Chart 8: Largest Positive Article 8 & 9 Flows by LSEG Lipper Global Classification, YTD 2025 (€bn) Versus Conventional Equivalents

Source: LSEG Lipper

 

Money Market USD and EUR flows are ahead YTD, as with Q2. However, Money Market GBP outflows over May and June have seen these funds drop out of the table YTD. Similarly, the cooling of enthusiasm for Equity Europe as an alternative to the US market has also seen their flows subside. The classification’s ranking was in Q1, it drops out for Q2 and is ranked eighth over H1, after Equity Global. While in Q1 Article 8 and 9 flows were €6.83bn (46% of flows to the classification), in H1 they were €7.31bn and 33% of Equity Europe flows.

Equity Global conventional flows were €63.32bn over H1, while Article 8 funds took €7.07bn, and their Article 9 peers saw outflows of €3.02bn.

 

Money Market Funds seem to have taken equites’ role as the sustainable asset class of choice so far this year. Why this should be, I confess to having no clear idea, so anyone that does, please drop me a line.

 

Largest Negative flows

Chart 9: Largest Negative Article 8 & 9 Flows by LSEG Lipper Global Classification,
Q2 2025 (€bn) Versus Conventional Equivalents

Source: LSEG Lipper

 

Equity US funds saw the largest Article 8 and 9 outflows (-€8.88bn) despite strong inflows for conventional funds in this classification (€13.32bn).

Investors have expressed their nervousness over the US market by exiting Equity US Small & Mid Cap funds, rather than their large-cap equivalents, and €2.56bn of this (47%) has been from Article 8 and 9 funds.

In charts 7 and 8, we saw the popularity of USD and EUR MMFs. What’s less clear is why MMF GBP and Global funds have reversed their Q1 trend overall, and have done this largely through the medium of Article 8 and 9 funds.

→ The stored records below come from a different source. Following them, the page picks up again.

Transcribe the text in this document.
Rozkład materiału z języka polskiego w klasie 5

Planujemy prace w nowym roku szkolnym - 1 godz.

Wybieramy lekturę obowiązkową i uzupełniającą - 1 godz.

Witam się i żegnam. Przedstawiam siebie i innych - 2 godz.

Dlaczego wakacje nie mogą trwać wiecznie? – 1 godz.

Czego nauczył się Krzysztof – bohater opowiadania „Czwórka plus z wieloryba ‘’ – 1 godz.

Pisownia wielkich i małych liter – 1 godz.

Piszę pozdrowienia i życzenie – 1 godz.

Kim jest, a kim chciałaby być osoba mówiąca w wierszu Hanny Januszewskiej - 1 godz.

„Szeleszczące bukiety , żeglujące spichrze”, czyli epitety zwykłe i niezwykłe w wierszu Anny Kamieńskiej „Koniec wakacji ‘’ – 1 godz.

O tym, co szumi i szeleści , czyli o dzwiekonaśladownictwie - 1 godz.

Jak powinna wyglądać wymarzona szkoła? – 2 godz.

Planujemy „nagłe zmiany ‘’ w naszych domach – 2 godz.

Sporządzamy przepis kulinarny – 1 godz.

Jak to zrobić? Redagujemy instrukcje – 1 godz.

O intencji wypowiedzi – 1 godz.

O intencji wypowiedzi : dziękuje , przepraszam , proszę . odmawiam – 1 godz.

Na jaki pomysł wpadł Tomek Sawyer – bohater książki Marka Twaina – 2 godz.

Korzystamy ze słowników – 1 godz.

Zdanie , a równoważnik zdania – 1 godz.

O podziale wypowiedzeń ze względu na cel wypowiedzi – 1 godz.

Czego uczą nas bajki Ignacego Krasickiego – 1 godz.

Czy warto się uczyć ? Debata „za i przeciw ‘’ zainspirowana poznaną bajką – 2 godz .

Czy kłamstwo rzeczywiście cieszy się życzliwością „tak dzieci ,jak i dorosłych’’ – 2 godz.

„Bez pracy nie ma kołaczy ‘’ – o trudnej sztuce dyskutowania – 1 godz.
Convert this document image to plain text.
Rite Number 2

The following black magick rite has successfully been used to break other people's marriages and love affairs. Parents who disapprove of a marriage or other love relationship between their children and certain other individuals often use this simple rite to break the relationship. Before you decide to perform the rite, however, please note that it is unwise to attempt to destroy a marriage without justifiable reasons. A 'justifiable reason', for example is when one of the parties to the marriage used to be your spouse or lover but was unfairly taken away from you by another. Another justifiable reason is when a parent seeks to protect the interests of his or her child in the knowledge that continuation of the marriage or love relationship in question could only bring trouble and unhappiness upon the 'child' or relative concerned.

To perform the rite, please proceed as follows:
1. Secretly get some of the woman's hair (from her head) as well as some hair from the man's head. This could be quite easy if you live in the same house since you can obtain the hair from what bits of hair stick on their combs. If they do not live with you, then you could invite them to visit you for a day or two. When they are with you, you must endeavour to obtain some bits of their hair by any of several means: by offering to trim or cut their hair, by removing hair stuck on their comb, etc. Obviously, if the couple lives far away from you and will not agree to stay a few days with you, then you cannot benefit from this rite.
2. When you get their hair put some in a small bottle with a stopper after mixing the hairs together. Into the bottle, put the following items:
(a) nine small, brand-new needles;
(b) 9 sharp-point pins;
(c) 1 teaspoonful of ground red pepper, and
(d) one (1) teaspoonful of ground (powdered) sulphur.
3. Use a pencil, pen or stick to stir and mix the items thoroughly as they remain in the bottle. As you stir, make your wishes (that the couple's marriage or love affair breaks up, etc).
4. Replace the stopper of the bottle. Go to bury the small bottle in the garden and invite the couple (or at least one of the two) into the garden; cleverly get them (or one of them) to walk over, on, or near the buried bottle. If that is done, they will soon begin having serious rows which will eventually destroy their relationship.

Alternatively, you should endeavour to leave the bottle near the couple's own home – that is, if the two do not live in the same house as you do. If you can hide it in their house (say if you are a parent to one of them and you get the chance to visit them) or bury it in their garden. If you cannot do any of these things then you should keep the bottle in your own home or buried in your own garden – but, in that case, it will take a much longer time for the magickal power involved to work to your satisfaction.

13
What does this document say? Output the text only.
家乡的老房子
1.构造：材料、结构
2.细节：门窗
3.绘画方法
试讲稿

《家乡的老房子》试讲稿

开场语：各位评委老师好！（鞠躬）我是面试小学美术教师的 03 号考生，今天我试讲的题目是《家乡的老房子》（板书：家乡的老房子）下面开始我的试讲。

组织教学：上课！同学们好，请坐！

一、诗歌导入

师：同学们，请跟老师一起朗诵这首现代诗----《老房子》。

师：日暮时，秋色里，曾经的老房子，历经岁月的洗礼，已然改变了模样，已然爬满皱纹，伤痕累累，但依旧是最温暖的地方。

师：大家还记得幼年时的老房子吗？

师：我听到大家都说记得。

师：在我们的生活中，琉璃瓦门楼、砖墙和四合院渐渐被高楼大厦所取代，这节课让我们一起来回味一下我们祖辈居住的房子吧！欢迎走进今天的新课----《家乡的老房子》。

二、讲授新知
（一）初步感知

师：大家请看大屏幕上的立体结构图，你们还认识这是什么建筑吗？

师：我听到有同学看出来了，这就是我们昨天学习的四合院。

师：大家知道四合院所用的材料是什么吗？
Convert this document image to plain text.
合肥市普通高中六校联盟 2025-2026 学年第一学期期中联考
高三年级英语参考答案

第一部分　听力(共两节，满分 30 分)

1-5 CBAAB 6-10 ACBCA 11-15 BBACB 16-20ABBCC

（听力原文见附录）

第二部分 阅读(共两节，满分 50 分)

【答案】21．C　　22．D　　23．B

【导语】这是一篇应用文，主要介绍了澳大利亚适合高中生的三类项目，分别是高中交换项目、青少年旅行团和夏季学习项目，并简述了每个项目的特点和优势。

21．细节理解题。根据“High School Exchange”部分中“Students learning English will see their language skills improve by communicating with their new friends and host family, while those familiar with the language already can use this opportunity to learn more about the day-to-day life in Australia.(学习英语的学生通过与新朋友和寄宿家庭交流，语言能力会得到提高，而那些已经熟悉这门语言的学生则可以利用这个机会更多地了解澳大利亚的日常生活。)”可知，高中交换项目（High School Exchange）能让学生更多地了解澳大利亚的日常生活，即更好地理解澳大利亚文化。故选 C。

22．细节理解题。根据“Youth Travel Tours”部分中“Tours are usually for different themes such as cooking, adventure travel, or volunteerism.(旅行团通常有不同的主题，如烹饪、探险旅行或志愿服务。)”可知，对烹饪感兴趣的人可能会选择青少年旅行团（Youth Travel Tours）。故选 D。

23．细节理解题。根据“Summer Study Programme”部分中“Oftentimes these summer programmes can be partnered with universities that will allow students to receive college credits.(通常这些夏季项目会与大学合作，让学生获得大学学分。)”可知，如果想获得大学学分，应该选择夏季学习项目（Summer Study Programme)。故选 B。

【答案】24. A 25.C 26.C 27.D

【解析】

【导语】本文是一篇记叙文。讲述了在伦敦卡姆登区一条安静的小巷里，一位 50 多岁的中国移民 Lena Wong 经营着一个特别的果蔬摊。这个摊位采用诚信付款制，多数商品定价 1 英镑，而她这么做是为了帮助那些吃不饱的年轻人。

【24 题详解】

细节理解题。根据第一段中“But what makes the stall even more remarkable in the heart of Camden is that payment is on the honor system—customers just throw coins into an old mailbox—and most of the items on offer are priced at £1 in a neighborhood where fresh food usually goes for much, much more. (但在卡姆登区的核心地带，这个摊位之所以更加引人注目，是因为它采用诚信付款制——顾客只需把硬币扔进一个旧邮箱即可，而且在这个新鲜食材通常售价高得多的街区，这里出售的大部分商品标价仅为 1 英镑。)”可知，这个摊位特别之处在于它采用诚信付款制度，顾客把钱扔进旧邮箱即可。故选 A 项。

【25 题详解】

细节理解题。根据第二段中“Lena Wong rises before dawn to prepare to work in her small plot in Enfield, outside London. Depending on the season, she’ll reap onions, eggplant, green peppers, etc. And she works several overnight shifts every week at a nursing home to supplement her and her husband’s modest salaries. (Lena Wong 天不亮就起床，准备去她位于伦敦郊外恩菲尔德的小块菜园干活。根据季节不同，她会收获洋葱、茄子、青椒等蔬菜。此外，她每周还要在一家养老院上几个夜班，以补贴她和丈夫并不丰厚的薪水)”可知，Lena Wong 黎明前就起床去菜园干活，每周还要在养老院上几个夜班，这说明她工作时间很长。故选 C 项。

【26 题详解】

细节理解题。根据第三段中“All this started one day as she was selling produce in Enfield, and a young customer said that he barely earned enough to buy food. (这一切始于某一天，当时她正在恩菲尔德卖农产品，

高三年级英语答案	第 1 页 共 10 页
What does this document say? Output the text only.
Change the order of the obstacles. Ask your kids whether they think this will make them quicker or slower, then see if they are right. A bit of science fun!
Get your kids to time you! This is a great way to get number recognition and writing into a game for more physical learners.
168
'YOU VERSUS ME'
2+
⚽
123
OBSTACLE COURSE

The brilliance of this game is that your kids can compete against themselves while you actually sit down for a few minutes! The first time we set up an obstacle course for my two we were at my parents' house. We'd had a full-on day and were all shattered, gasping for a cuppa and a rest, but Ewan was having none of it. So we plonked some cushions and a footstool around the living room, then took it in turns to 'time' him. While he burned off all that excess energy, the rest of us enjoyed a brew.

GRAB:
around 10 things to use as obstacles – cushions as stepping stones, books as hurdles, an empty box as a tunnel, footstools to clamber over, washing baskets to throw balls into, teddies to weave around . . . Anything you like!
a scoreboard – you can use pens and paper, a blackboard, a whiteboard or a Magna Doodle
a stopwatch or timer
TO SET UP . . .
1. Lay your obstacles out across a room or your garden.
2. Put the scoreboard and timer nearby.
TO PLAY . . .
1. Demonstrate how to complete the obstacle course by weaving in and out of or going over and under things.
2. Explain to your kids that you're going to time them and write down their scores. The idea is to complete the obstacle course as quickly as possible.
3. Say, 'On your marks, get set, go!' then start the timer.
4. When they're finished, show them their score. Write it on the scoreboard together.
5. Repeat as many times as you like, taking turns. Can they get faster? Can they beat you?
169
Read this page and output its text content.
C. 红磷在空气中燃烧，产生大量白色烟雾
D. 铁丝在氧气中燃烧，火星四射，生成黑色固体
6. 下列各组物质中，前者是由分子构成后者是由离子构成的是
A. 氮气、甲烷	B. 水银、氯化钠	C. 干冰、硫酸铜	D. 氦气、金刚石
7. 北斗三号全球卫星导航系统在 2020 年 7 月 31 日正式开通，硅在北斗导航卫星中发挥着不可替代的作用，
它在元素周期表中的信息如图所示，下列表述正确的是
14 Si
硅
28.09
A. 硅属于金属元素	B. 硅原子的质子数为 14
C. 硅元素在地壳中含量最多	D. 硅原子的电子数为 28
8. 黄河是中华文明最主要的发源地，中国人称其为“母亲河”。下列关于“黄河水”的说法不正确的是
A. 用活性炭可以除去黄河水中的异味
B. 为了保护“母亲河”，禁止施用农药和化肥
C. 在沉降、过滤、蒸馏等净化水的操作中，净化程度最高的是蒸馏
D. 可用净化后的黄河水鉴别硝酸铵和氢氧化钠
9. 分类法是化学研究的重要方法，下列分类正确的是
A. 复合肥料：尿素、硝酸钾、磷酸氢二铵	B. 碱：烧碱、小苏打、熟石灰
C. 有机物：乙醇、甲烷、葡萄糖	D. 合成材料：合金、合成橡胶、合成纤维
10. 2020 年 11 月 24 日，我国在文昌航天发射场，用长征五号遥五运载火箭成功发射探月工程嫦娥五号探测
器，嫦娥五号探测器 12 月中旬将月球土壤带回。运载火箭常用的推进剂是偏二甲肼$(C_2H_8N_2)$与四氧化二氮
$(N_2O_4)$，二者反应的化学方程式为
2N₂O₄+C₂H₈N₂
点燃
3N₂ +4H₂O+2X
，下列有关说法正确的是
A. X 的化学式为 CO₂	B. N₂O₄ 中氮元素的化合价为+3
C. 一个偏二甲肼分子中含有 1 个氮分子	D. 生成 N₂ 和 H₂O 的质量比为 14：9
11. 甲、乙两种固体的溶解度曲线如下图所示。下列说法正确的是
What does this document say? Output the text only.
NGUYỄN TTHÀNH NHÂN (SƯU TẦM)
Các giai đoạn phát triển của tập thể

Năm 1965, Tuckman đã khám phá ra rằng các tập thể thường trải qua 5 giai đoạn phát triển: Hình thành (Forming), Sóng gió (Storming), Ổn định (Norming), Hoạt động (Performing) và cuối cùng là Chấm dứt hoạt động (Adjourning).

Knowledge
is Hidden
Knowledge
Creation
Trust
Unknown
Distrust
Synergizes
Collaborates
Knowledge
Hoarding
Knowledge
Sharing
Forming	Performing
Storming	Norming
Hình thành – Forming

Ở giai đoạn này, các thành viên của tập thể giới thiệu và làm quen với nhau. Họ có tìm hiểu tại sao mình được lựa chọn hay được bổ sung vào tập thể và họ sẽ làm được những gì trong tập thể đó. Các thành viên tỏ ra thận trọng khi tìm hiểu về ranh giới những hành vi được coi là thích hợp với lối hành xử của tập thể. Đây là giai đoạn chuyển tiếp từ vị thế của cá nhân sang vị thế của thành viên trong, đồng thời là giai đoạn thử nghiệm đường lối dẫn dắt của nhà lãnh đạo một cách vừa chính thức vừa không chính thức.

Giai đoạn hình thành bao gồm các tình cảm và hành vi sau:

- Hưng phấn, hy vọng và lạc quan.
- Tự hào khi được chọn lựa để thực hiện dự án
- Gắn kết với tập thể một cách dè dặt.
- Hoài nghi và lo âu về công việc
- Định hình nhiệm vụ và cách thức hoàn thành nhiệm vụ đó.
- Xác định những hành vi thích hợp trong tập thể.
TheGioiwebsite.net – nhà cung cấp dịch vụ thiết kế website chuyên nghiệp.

While Equity Sector Information Tech recovered over Q2, there were net redemptions over the period, with €1.84bn from Article 8 and 9 funds, though their conventional peers saw inflows of €871m.

 

Chart 10: Largest Negative Article 8 & 9 Flows by LSEG Lipper Global Classification, YTD 2025 (€bn) Vs Conventional Equivalents

Source: LSEG Lipper

 

A similar situation to Q2 over H1, as Equity US Article 8 and 9 funds suffered outflows of €11.56bn. Mixed Asset GBP Flexible funds saw the second-largest Article 8 and 9 outflows (-€3.99bn), with their conventional equivalents seeing redemptions of a broadly similar size (-€3.17bn), followed by Bond USD (-€3.51bn versus €690m for conventional funds).

The figures for Equity US Small & Mid Cap, of a similar magnitude to Q2, indicate that this exodus has been largely in Q2.

The €1.52bn outflows from Equity Europe ex UK, largely from Article 8 funds but with €137m of outflows from conventional equivalents, suggest that UK investors are both sceptical over H2 as to the merits of the European equity alternative to the US, although Q2 figures indicate €1.93bn flows to conventional flows in the classification, but with €545m of redemptions from Article 8 and 9 peers.